5G, along with network slicing, promises to accelerate the digital transformation of the enterprises. Even as the 5G deployment continues to grow, several challenges still need to be addressed.
In a recent event, the challenges related to 5G and network slicing and how they can be addressed were highlighted.
5G is recognized as an important connectivity technology, and even though it is much better than previous standards, it is not enough to satisfy the needs for the digital transformation of the industries. The enterprises need to improve efficiency and reduce cost to realize the value in the process of digital transformation. While telcos need to develop use cases that target the pain points of different industries.
5G enabled engines, like Artificial Intelligence and cloud technology, will play a key role in the digital transformation of the industries.
Adopting Network Slicing
Network slicing, a key pillar of 5G, allows service providers to slice a physical network into multiple virtual networks with each `slice’ being an independent virtualized end-to-end network. The network slicing opens up several new opportunities for the service providers, especially so in the enterprise and industrial applications space. The global network slicing market will tough $5.8 billion by 2025, according to ResearchandMarkets.com report.
Network slicing will be a prerequisite in the 5G era of billions of devices and things connected all the time. Nearly 20.8 billion devices will be connected by 2020
, and this concept will be required to ensure that they run and function without a glitch. It enables the telcos to run each network slice as per specific instructions. The concept of network slicing allows telcos to scale and launch newer services faster in keeping with the evolving market dynamics.
The foundation for network slicing is being laid in China right now with a focus on 5G Standalone (SA). Even so, the concept of network slicing is not without challenges.
"One of the challenges is the industries don’t understand the concept of network slicing because they don’t have communications expertise. Similarly, the carriers have difficulty in understanding the varied needs of different industries. So this means that there needs to be a common language to facilitate the discussion of requirements. Secondly, it is not like the more slices, the merrier. You need to achieve a balance. So the challenges faced by 5G slicing is in scaling and how to maintain 5G slicing," explains Li Shan, Director of Research Center for Radio Management of China Academy of Information and Communications Technology.

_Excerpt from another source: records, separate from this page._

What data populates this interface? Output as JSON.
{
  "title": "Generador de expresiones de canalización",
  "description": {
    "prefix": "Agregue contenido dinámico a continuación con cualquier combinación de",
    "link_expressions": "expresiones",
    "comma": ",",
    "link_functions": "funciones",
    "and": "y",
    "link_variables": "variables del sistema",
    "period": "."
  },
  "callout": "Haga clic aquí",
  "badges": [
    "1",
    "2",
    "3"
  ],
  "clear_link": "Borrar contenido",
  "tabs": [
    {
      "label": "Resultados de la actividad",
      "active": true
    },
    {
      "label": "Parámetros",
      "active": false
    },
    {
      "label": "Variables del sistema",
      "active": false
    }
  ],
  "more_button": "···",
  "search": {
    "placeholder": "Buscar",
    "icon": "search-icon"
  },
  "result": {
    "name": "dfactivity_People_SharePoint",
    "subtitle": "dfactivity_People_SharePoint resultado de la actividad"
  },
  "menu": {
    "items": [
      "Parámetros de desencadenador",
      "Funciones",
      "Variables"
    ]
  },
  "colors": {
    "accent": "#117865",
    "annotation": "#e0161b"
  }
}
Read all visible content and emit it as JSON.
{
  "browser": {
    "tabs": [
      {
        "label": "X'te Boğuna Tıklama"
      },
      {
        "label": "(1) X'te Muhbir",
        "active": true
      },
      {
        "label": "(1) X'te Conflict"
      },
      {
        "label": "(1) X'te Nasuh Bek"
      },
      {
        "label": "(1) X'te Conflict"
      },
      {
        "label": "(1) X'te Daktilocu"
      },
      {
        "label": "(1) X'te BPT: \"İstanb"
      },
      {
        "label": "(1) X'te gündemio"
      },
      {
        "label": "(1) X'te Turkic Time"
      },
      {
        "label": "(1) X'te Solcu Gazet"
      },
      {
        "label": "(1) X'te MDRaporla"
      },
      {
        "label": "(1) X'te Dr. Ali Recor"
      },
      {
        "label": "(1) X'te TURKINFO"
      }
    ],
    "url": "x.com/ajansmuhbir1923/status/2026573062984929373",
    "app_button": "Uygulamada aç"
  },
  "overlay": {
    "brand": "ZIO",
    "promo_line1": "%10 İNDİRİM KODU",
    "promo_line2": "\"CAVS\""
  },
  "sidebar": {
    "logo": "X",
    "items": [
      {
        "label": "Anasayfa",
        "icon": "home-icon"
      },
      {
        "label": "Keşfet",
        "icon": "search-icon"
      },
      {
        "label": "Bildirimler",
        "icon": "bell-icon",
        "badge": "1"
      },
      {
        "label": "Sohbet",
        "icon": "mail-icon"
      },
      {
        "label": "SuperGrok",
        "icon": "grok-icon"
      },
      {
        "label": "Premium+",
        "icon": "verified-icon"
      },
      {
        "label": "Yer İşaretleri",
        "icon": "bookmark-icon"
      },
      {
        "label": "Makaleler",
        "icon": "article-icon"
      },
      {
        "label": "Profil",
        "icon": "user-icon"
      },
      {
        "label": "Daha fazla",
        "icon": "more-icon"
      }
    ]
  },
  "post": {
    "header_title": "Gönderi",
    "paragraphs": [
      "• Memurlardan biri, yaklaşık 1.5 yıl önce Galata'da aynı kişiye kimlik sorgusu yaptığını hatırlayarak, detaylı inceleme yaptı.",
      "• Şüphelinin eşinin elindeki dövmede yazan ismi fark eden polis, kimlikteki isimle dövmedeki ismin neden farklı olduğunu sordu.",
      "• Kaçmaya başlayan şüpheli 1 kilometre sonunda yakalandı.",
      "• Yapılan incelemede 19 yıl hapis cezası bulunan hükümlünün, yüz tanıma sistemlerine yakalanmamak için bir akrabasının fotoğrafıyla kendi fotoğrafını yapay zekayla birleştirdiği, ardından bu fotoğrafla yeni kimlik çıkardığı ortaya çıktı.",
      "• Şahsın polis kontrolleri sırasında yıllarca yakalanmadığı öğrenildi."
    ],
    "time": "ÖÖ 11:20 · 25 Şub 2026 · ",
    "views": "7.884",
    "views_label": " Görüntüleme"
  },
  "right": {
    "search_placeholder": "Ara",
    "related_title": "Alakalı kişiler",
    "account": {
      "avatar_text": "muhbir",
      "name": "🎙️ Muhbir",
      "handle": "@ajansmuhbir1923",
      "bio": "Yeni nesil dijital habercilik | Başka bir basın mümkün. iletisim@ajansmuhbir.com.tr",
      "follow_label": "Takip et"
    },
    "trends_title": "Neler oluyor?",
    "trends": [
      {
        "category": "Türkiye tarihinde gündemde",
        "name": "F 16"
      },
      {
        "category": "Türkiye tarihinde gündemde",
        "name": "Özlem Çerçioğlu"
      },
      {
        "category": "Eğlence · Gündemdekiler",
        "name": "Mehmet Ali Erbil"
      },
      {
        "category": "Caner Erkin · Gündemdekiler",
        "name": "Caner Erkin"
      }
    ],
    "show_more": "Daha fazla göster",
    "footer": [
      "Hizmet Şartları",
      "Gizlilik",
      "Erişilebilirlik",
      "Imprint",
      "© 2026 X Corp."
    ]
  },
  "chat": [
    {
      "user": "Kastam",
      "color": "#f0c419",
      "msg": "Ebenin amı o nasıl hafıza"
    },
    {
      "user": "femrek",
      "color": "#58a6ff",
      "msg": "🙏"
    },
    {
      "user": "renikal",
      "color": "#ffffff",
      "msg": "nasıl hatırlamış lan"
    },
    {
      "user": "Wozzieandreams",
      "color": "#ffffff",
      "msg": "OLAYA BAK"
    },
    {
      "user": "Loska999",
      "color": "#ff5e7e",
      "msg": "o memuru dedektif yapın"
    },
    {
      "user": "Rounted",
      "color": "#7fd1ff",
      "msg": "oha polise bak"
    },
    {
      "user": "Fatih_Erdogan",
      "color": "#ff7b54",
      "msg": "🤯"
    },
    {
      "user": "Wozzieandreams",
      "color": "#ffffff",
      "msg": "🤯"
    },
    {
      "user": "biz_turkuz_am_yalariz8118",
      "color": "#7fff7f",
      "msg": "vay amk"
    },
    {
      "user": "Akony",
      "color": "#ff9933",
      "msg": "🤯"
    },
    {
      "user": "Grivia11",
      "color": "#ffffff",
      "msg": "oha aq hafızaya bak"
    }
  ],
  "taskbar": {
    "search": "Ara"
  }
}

With the aim of addressing these concerns, China Academy of Information and Communications Technology has developed a Maslow model for the industry’s Service Level Agreement (SLA) requirement. In this model, the first and the most crucial aspect is the availability of services that can be categorized over several factors, including bandwidth, latency, packet loss, and availability.
"On the other hand, some industries are highly regulated, so they would want an isolated or separate network and may require authentication and encryption. And there’s also the requirement for control. For example, for the bandwidth and the latency, the enterprises would want to see and evaluate those metrics," explains Li while speaking at the event.
Li mentioned that they have also come up with a separate 5G slicing SLA dashboard, which can be used as a reference tool by enterprises from different industry verticals to define their requirements. For instance, bandwidth, latency and reliability can be the key metrics for service availability. The fundamental purpose of such a tool is that it helps the industries define and customize their particular needs and requirements. This dashboard has been used to analyze the needs of healthcare, manufacturing, and the electrical power industry.
The network slicing is likely to start scaling in the coming year. To make this a success, Li recommends concerted support from various industries to develop 5G applications. Further extensive participation of top players from different verticals will accelerate the development and deployment of 5G network slicing. The industry and the service providers need to work together to develop innovative use cases that not only help address their pain points but also enable them to meet their business objectives.
In this context, the Maslow-inspired model is the first crucial step in helping the enterprises and service providers to leverage the vast potential of 5G technology.